Internalization/introspection is how you give your characters, especially in third person limited, life and personality. That’s all good and dandy, but…
I often see too much headcasing in popular fantasy and sci-fi novels where the character retreats into their head at awkward or inappropriate times. If you’re in the middle of a siege, and the POV character starts thinking about kittens, how they loved Mr. Whiskerbottoms down by the river…When he was young, a wee boy of five seasons, he found…and then he got stabbed because he wasn’t paying attention. True, this is a subjective assessment, and some people, for the life of me I can’t understand why, enjoy this non-sequitur characterization.
Headcasing the right thought, the thoughts true to the character you’ve created, their worries, in that particular moment? That’s when it works. If you’re fighting in a blood-soaked, mud cragged field against hundreds in a chaotic murderfest, and POV soldier is thinking about kittens and rainbows on the river, I’m going to characterize them as a lunatic or an idiot. Maybe you designed them that way, maybe they are that way. That’s where the personal comes in, and, once again, you can’t make a reader love them. It’s a gut check, I either dislike this character or I enjoy them, or any other number of reactions.

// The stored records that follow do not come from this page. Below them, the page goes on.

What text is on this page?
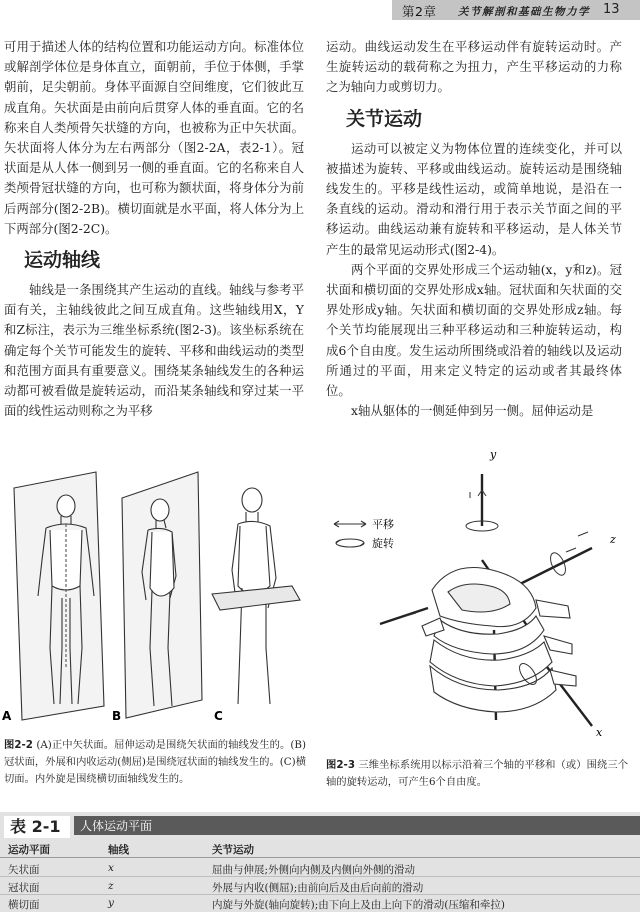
第2章 关节解剖和基础生物力学 13

可用于描述人体的结构位置和功能运动方向。标准体位或解剖学体位是身体直立，面朝前，手位于体侧，手掌朝前，足尖朝前。身体平面源自空间维度，它们彼此互成直角。矢状面是由前向后贯穿人体的垂直面。它的名称来自人类颅骨矢状缝的方向，也被称为正中矢状面。矢状面将人体分为左右两部分（图2-2A，表2-1）。冠状面是从人体一侧到另一侧的垂直面。它的名称来自人类颅骨冠状缝的方向，也可称为额状面，将身体分为前后两部分(图2-2B)。横切面就是水平面，将人体分为上下两部分(图2-2C)。

运动轴线

轴线是一条围绕其产生运动的直线。轴线与参考平面有关，主轴线彼此之间互成直角。这些轴线用X，Y和Z标注，表示为三维坐标系统(图2-3)。该坐标系统在确定每个关节可能发生的旋转、平移和曲线运动的类型和范围方面具有重要意义。围绕某条轴线发生的各种运动都可被看做是旋转运动，而沿某条轴线和穿过某一平面的线性运动则称之为平移

运动。曲线运动发生在平移运动伴有旋转运动时。产生旋转运动的载荷称之为扭力，产生平移运动的力称之为轴向力或剪切力。

关节运动

运动可以被定义为物体位置的连续变化，并可以被描述为旋转、平移或曲线运动。旋转运动是围绕轴线发生的。平移是线性运动，或简单地说，是沿在一条直线的运动。滑动和滑行用于表示关节面之间的平移运动。曲线运动兼有旋转和平移运动，是人体关节产生的最常见运动形式(图2-4)。

两个平面的交界处形成三个运动轴(x，y和z)。冠状面和横切面的交界处形成x轴。冠状面和矢状面的交界处形成y轴。矢状面和横切面的交界处形成z轴。每个关节均能展现出三种平移运动和三种旋转运动，构成6个自由度。发生运动所围绕或沿着的轴线以及运动所通过的平面，用来定义特定的运动或者其最终体位。

x轴从躯体的一侧延伸到另一侧。屈伸运动是

A	B	C
平移
旋转
y
z
x
图2-2 (A)正中矢状面。屈伸运动是围绕矢状面的轴线发生的。(B)冠状面，外展和内收运动(侧屈)是围绕冠状面的轴线发生的。(C)横切面。内外旋是围绕横切面轴线发生的。
图2-3 三维坐标系统用以标示沿着三个轴的平移和（或）围绕三个轴的旋转运动，可产生6个自由度。
表 2-1	人体运动平面
运动平面	轴线	关节运动
矢状面	x	屈曲与伸展;外侧向内侧及内侧向外侧的滑动
冠状面	z	外展与内收(侧屈);由前向后及由后向前的滑动
横切面	y	内旋与外旋(轴向旋转);由下向上及由上向下的滑动(压缩和牵拉)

It’s also a matter of word economy. I guarantee you, if you go deep into a character’s head, along with your five other POVs, your novel will balloon anywhere from 2-10k words. That’s a big difference when it comes time to edit/revise/cut time.
Finally, there’s a power of implication when you don’t go too hard into a character’s POV. Leaving it up to the reader how a character feels, you know, the read between the lines thing, creates character in the absence of the explicit “I LOVE YOU” kind of writing.
Adequate internalization and introspection are absolutely necessary to make readers connect with, whether positive or negative, your characters. But at the end of the day, economy and subtlety/ambiguity still have a power that explicit text lacks. If you want to create a complex character, leave blanks/weave subtext/irony, etc, into your POV characters.